Surgido en la década de los años 60 en el Bronx, zona de Nueva York, el grafiti ha incrementado a nivel mundial su presencia y Nuevo León no es la excepción, por lo cual autoridades y especialistas abogan por trabajar para impulsar el de tipo artístico.

Esta actividad se generó porque la comunidad del Bronx y Harlem se sentía marginada ante el crecimiento en Estados Unidos de zonas como Manhattan y Broadway, en Nueva York.

Esta actividad traspasó fronteras y a México llegó por Tijuana, Baja California, de donde se expandió hacia todo el país, en el cual se ha dado un incremento significativo.

En Nuevo León existe un proyecto llamado Callegenera, que partió de un Festival de Expresiones Urbanas organizado por Conarte, por lo que ahora en algunas estaciones del Metro de la ciudad se pueden apreciar algunos grafitis.

Sin embargo, en la ciudad sigue la existencia de algunos que más allá de ser algo artístico, son expresiones en propiedades privadas que son consideradas como vandalismo.

Al respecto, la doctora en Ciencias Sociales egresada de la Universidad Autónoma de Nuevo León, Yenisey Valles, indicó que el grafiti siempre es asociado con sectores urbanos marginados y juveniles.

Sin embargo, recordó que en Nuevo León hoy en día existen lugares que embellecen lugares específicos que están a la vista de todos los habitantes, lo cual, aseveró, debe encauzarse para que haya cada vez una mayor aceptación de los habitantes.

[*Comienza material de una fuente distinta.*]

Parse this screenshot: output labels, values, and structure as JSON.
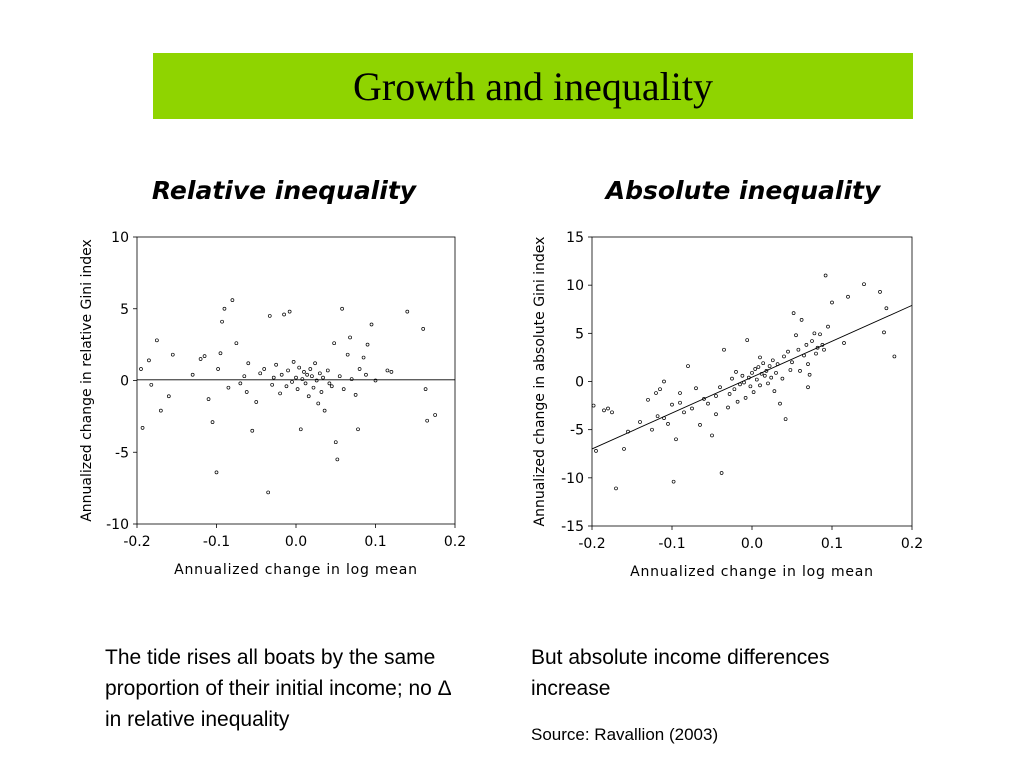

“Hay ya amplios sectores que están preparados, acostumbrados a verlos en las calles, habrá sectores conservadores sobre todo con el grafiti espontáneo, hay gobiernos municipales que trabajan en grafitis artísticos que son aceptados por la sociedad, figuras estilizadas, con colores estéticos que son agradables a la vista.

“Los más espontáneos son los menos aceptados porque son sólo caligrafía y el llamado grafiti de gancho, que son más sencillas y menos aceptadas por las clases medias”, manifestó.

Valles expuso que lo relevante es encauzar a los jóvenes hacia un programa y no crear medidas legales que representen una persecución, sino que se les debe incluir a un plan en el que incluso se les impulse para conseguir un empleo a la par de su actividad.

Esto último, porque esa actividad difícilmente podría permitirles tener un ingreso económico para vivir, pero se les debe ayudar con un programa para que puedan expresarse a través del grafiti, consideró.

“En la medida que se hagan proyectos que tomen la realidad regiomontana, se involucrará a los jóvenes y disminuirá el grafiti como vandalismo. El de arte en todo el mundo ya se acepta y hay grafiteros que han recibido reconocimientos a nivel internacional y hacia allá debemos ir”, agregó.

Por su parte, el diputado local del Partido Acción Nacional (PAN), Ángel Barroso, dejó en claro que lo primero es que esta actividad sea aceptada como una expresión artística.

“El grafiti es un arte, de ahí tenemos que partir, cuando hay un daño, que alguien se le ocurre rayar en una propiedad privada, eso es vandalismo, por lo que necesitamos conducirlo a un escenario donde esté reglamentado, hay expresiones artísticas muy bonitas a partir del grafiti.

“Debemos dejar claro que el grafiti que es una expresión artística muy bien plasmada a partir de la pintura, que requiere de lugares adecuados, puede ser incluso una barda de propiedad privada donde se tiene permiso y es una espléndida forma de expresión”, indicó.

Desde su punto de vista, en el Congreso del estado de Nuevo León deben buscar que haya sanciones más enérgicas para quienes dañan propiedades privadas.

Barroso comentó que en los gobiernos municipales y estatales se ha dejado un poco en el olvido a los jóvenes que se dedican a ello, porque no les dan los espacios para expresarse.

“No hay espacios ni programas o política pública integral en la que estemos hablando de cultura, hablando del grafiti. Hay una incomprensión de la sociedad de pensar que el grafiti es sólo rayar paredes, es labor del gobierno dejar claro lo que es la cultura del grafiti y estar apoyando a los jóvenes que realmente quieren expresarse”, expresó.

Para el diputado, se deben hacer este tipo de tareas, pero dejó en claro que tiene que ser con limitaciones, porque si se permiten deben ser sin imágenes o lenguajes ofensivos, ya que serán apreciados por todos los ciudadanos, incluidos menores de edad.